Landlords in high-end estates count losses as rents now decline
By Frankline Sunday | May 8th 2020
Landlords in high-end estates are counting losses as effects of the spread of the Covid-19 pandemic continues to erode rental earnings.
According to the latest Hass Consult Property Index, rent income from high-end estates such as Runda, Spring Valley, Loresho, Kitisuru and Lavington fell marginally in the first quarter of this year, with analysts warning the worst is yet to come.
"Whereas the property market began showing signs of resilience as confidence trickled in, the Covid-19 pandemic which was first locally recorded in early March, will have an effect going forward,” said Sakina Hassanali, Head of Research and Marketing at Hass Consult.
Ms Hassanali said the effects of the pandemic will emerge in the second quarter. "Globally, the pandemic has caused markets, across all asset classes to perform poorly but the extent of this effect on our local market will depend on how we manage the Covid-19 pandemic.”
Last month, Treasury ruled out suggestions that the government should be compelled to waive rental payments for tenants whose income has been impacted by the pandemic.
Compared to last year, Kitisuru saw rental yields fall the sharpest by 7.7 per cent, followed by Loresho (7.3 per cent), Spring Valley (6.5 per cent) and Lavington (3.4 per cent).
In other estates however, landlords have seen an increase in rental yields.
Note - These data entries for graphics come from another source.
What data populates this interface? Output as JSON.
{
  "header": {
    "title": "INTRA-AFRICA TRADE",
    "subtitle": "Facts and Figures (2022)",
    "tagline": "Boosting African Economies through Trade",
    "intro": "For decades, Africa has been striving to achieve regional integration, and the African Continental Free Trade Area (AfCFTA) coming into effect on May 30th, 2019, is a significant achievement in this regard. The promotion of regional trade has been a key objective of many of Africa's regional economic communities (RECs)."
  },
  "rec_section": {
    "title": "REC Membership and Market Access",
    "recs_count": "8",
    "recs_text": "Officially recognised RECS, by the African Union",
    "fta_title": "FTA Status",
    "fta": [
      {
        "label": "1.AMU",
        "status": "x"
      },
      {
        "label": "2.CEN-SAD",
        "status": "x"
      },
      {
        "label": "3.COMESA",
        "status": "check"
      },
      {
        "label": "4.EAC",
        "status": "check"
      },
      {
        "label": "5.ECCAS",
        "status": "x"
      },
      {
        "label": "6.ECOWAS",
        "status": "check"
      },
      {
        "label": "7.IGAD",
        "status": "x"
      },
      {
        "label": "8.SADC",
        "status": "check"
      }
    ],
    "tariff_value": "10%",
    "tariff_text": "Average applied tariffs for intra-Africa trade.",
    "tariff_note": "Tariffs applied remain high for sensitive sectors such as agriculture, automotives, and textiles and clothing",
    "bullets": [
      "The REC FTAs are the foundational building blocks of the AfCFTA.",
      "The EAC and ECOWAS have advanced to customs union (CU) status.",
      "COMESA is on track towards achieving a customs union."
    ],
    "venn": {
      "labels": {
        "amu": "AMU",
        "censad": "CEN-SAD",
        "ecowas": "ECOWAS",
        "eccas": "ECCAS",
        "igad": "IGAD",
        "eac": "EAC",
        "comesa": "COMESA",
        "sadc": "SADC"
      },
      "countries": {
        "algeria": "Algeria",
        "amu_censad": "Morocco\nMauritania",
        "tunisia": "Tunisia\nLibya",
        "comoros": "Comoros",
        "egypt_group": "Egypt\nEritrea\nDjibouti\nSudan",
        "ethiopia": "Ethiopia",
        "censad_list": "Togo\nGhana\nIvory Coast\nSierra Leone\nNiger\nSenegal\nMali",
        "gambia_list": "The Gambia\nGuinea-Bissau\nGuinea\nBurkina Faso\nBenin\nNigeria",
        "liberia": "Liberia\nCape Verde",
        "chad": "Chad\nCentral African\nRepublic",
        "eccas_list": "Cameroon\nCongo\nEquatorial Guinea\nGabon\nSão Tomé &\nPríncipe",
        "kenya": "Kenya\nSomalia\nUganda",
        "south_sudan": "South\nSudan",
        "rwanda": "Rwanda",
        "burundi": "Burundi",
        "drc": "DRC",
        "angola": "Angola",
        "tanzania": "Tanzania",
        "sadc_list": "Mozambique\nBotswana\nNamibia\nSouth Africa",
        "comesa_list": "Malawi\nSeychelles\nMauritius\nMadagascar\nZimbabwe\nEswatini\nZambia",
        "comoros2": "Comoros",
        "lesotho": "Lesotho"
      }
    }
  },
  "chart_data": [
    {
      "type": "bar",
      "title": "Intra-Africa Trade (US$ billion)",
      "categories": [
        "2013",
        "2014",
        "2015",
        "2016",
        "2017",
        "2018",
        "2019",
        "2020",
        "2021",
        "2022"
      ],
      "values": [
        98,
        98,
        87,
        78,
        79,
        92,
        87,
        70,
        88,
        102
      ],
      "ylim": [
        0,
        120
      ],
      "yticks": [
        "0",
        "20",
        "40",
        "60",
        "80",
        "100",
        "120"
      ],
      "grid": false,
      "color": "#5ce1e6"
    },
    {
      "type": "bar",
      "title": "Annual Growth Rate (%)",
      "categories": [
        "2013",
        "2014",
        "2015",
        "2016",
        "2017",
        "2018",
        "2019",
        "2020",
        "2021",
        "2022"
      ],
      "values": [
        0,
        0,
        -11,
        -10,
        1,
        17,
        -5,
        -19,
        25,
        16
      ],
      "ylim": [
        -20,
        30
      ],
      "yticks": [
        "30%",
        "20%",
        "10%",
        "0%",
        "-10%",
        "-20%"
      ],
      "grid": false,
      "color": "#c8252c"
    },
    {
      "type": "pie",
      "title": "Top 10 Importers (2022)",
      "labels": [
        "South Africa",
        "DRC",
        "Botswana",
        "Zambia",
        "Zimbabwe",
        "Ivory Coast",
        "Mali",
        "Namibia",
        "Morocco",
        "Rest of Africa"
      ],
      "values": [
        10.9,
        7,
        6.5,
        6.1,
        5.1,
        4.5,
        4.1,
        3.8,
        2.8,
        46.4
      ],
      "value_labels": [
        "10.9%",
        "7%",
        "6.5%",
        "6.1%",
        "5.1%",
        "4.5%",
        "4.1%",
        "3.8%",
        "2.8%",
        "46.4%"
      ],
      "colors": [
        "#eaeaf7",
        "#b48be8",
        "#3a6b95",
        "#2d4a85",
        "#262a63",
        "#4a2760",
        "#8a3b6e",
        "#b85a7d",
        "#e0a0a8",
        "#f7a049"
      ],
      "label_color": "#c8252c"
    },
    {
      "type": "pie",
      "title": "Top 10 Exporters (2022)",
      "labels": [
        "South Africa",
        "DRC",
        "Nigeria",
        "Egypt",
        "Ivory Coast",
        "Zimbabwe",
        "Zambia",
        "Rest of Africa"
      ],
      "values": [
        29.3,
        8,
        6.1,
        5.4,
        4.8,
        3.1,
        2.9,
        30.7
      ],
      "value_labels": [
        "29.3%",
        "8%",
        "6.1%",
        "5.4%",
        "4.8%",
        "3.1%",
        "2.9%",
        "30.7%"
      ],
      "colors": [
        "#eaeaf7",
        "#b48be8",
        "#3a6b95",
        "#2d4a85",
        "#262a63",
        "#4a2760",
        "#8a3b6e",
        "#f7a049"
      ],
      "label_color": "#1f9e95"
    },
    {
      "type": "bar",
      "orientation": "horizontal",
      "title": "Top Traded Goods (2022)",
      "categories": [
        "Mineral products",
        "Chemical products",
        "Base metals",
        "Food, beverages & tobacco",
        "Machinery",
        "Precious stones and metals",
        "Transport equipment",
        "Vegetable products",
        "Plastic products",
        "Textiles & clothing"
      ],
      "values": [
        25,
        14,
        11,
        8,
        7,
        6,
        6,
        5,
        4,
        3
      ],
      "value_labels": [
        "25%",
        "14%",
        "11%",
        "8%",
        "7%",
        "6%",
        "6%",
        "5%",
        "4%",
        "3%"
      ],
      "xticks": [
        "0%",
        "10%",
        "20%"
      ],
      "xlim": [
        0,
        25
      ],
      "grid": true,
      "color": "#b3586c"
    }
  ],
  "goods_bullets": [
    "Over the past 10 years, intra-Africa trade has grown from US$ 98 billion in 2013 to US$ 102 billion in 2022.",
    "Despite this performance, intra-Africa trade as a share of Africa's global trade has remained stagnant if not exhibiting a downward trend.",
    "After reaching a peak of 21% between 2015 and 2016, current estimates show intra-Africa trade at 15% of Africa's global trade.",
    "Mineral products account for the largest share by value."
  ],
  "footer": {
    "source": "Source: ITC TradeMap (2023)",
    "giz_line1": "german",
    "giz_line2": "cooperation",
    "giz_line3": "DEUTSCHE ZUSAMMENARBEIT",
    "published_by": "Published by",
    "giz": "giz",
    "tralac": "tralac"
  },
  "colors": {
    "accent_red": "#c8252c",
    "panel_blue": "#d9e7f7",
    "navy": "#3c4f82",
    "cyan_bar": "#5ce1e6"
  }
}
Gigiri, Kilimani, Langata and Rigeways recorded a marginal increase in rental yields.
Land prices similarly fell across both suburbs and satellite towns in the first quarter of this year, sustaining the decline recorded in previous quarters.
Gigiri, Kilimani, Langata and Upper Hill reported a decline of between 1.6 and 2.8 per cent in the first quarter of 2020. Land prices in Thika, Kiserian and Ruaka similarly went down in the period under review.
Hassanali said in the short term, landlords and agents will be pressured to offer rent discounts and freezes as the stay-at-home orders are extended and economic activity remains low.
Hassanali however said despite the challenges brought by the pandemic, there could be an opportunity for investors if the situation is well managed and there is a gradual recovery in the economy
“The COVID-19 pandemic has left some landowners with unexpectedly limited liquidity and as a result we may see a bigger supply in land moving forward,” she said.